I was looking into xaut and from what I understand you have to KYC to get it and they freeze it.

[-] WishfulAlbatross@monero.town 1 points 6 months ago

What does RWA solve? It has no real connection to the blockchain besides a promise from a centralized entity that it is backed. Almost no difference to digital fiat unless it is unfreezable?

[-] chaser@monero.town 3 points 6 months ago* (last edited 6 months ago)

as someone who has studied both, I would recommend LUSD (v1) over dai. LUSD was launched 3 years ago, so it stood the bear test. the minimum collateralization ratio of 110% applies to individual troves as long as the total system collateralization is over 150%. once that's breached, troves are required to have 150% minimum. the Achilles heel is the oracle. if Chainlink pulls the rug, which they can, it's over (sadly, Tellor is used by Liquity in a way that it can't protect against a Chainlink apocalypse). Maker is somewhat better in this because they use Chronicle, which is ran by more trustworthy people, but I'm almost sure they haven't made their contracts immutable. if that is the case, then the same attack vector exists there.

as you'll see, neither of these are the solution we're looking for, and they both run on the no-privacy, hypercomplex, captured, constantly changing Ethereum blockchain, so... fuck.

but dai for a long time has not been what the market thinks it is. avoid it.

[-] mister_monster@monero.town 2 points 6 months ago* (last edited 6 months ago)

Interesting, I had learned about the recovery mode of Liquity and knew about the 150% system wide collateralization threshold, also the redemption mechanism to liquidate troves even if they're above the threshold as a stabilizing mechanism. It looks like a good set of mechanisms that is capable of maintaining a peg. I didn't know it had been running for 3 years, I'll have a look at price history to see if the peg has ever broken and see what happens to cause it to recover. I was under the impression that the oracle signal was on chain, from liquidity pools against other stables. All in all, in my mind, ability to hold a peg is less important than the feedback loops being in place to allow it to recover on it's own. It looks like liquity has those, unless im missing a glaring hole which I guess I'll find out in due time.

I knew Maker was not immutable yet, and I was eagerly awaiting the promised day when that would be rectified, this news of splitting maker out into a compliant, custodian asset collateralized system and a "pure decentralized" one tells me that basically that is never going to happen. I'll observe puredai. I have no interest in the other one.
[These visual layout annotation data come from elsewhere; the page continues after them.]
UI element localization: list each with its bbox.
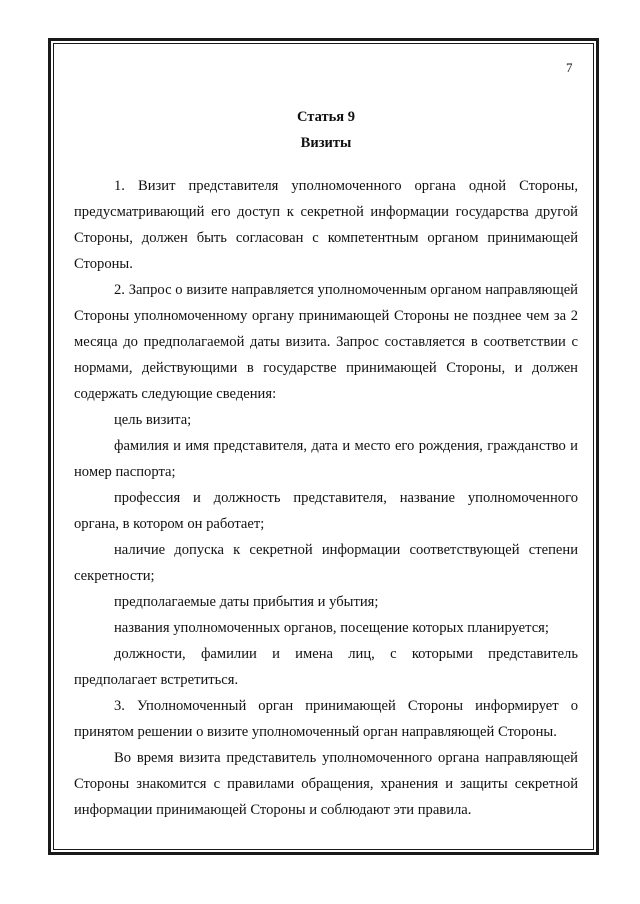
- page-number: 7: [566, 60, 573, 75]
- list-item-identity: фамилия и имя представителя, дата и место его рождения, гражданство и номер паспорта;: [74, 438, 578, 480]
- paragraph-rules: Во время визита представитель уполномоченного органа направляющей Стороны знакомится с правилами обращения, хранения и защиты секретной информации принимающей Стороны и соблюдают эти правила.: [74, 750, 578, 818]
- article-number: Статья 9: [297, 109, 355, 125]
- paragraph-visit-request: 2. Запрос о визите направляется уполномоченным органом направляющей Стороны уполномоченному органу принимающей Стороны не позднее чем за 2 месяца до предполагаемой даты визита. Запрос составляется в соответствии с нормами, действующими в государстве принимающей Стороны, и должен содержать следующие сведения:: [74, 282, 578, 402]
- list-item-organizations: названия уполномоченных органов, посещение которых планируется;: [114, 620, 549, 636]
- list-item-persons: должности, фамилии и имена лиц, с которыми представитель предполагает встретиться.: [74, 646, 578, 688]
- list-item-profession: профессия и должность представителя, название уполномоченного органа, в котором он работает;: [74, 490, 578, 532]
- article-title: Визиты: [300, 135, 352, 151]
- list-item-purpose: цель визита;: [114, 412, 192, 428]
- list-item-clearance: наличие допуска к секретной информации соответствующей степени секретности;: [74, 542, 578, 584]
- paragraph-visit-approval: 1. Визит представителя уполномоченного органа одной Стороны, предусматривающий его доступ к секретной информации государства другой Стороны, должен быть согласован с компетентным органом принимающей Стороны.: [74, 178, 578, 272]
- paragraph-decision: 3. Уполномоченный орган принимающей Стороны информирует о принятом решении о визите уполномоченный орган направляющей Стороны.: [74, 698, 578, 740]
- article-body: [74, 173, 578, 823]
- list-item-dates: предполагаемые даты прибытия и убытия;: [114, 594, 379, 610]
All this stuff being on Ethereum is a bit of a minus for me too at this point. It works, I'm alright with it the way I'm alright with Bitcoin, but it isn't ideal.

[-] chaser@monero.town 2 points 6 months ago

see what happens to cause it to recover.

this should set you up as a starter: https://www.liquity.org/blog/on-price-stability-of-liquity

I was under the impression that the oracle signal was on chain, from liquidity pools against other stables

that would mean that if even one of those stables dies, LUSD would destabilize too (and there would be no possibility of intervention, since that protocol is completely ossified). that's worse overall.

Maker was not immutable yet

I was talking about Chronicle, the oracle protocol that spun off from Maker.

basically that is never going to happen.

look at Maker's history, what's been promised, and what's been delivered. don't take it for granted that puredai will ever happen.